U.S. and Cuba to announce embassy openings

The United States and Cuba have agreed to open embassies in each other’s countries, an administration official confirmed Tuesday.

President Obama and Secretary of State John Kerry are expected to announce the move Wednesday morning, a development that will begin the formal process of re-establishing diplomatic relations between the two countries.

Obama in December first announced his intention to re-open diplomatic ties with the communist island nation, ending five decades of U.S. attempts to isolate Havana and the Castro regime.

Reacting to the news, critics immediately accused Obama of appeasing the Castro government in a move that would do nothing to help the Cuban people and bring about a more democratic government.

Rep. Ileana Ros-Lehtinen, R-Fla., a Cuban-American and a longtime critics of the Castros, argued that Obama was “legacy shopping” and that’s the motivation behind his engagement with Cuba and the move to open embassies in Havana and Washington.
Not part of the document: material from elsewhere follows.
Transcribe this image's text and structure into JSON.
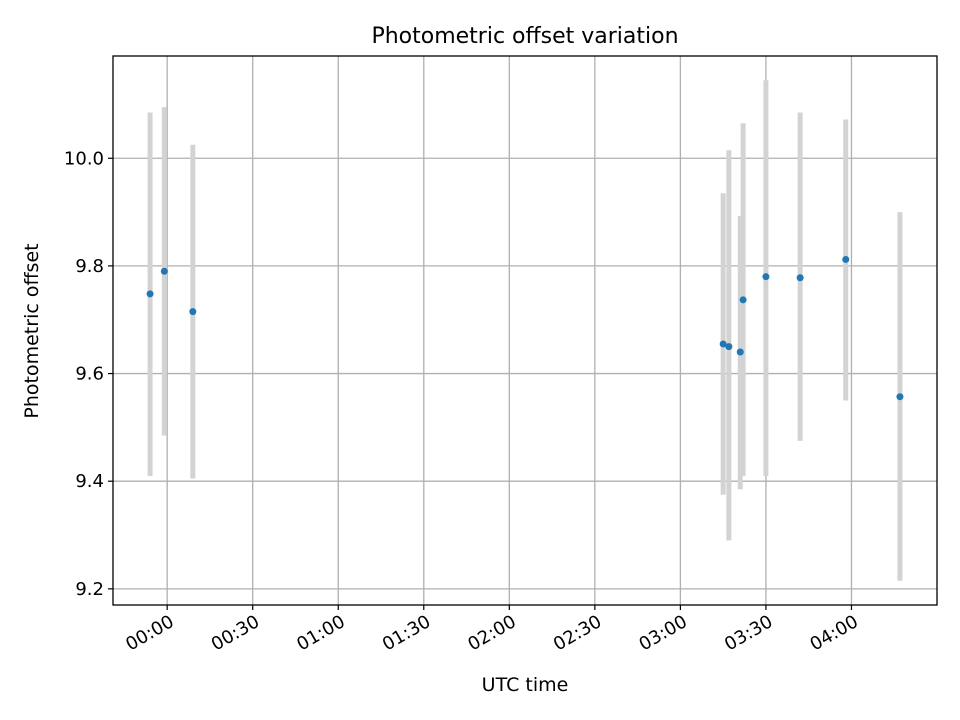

“There was little doubt that the Obama administration would pursue its goal of opening an embassy in Cuba no matter the sad reality on the ground,” she said in a statement. “Since Obama’s December 17th announcement, the State Department has failed to forcibly condemn the increase of repression on the island now that the Castro regime feels emboldened to continue its attacks against the Cuban people.”

The Castro regime has continued to routinely harass, beat and imprison the democracy activists in Cuba, she said, as “the Obama administration has continued to turn its back on the Cuban people in order to pursue its goal of providing as many concessions as possible to the Cuban regime.”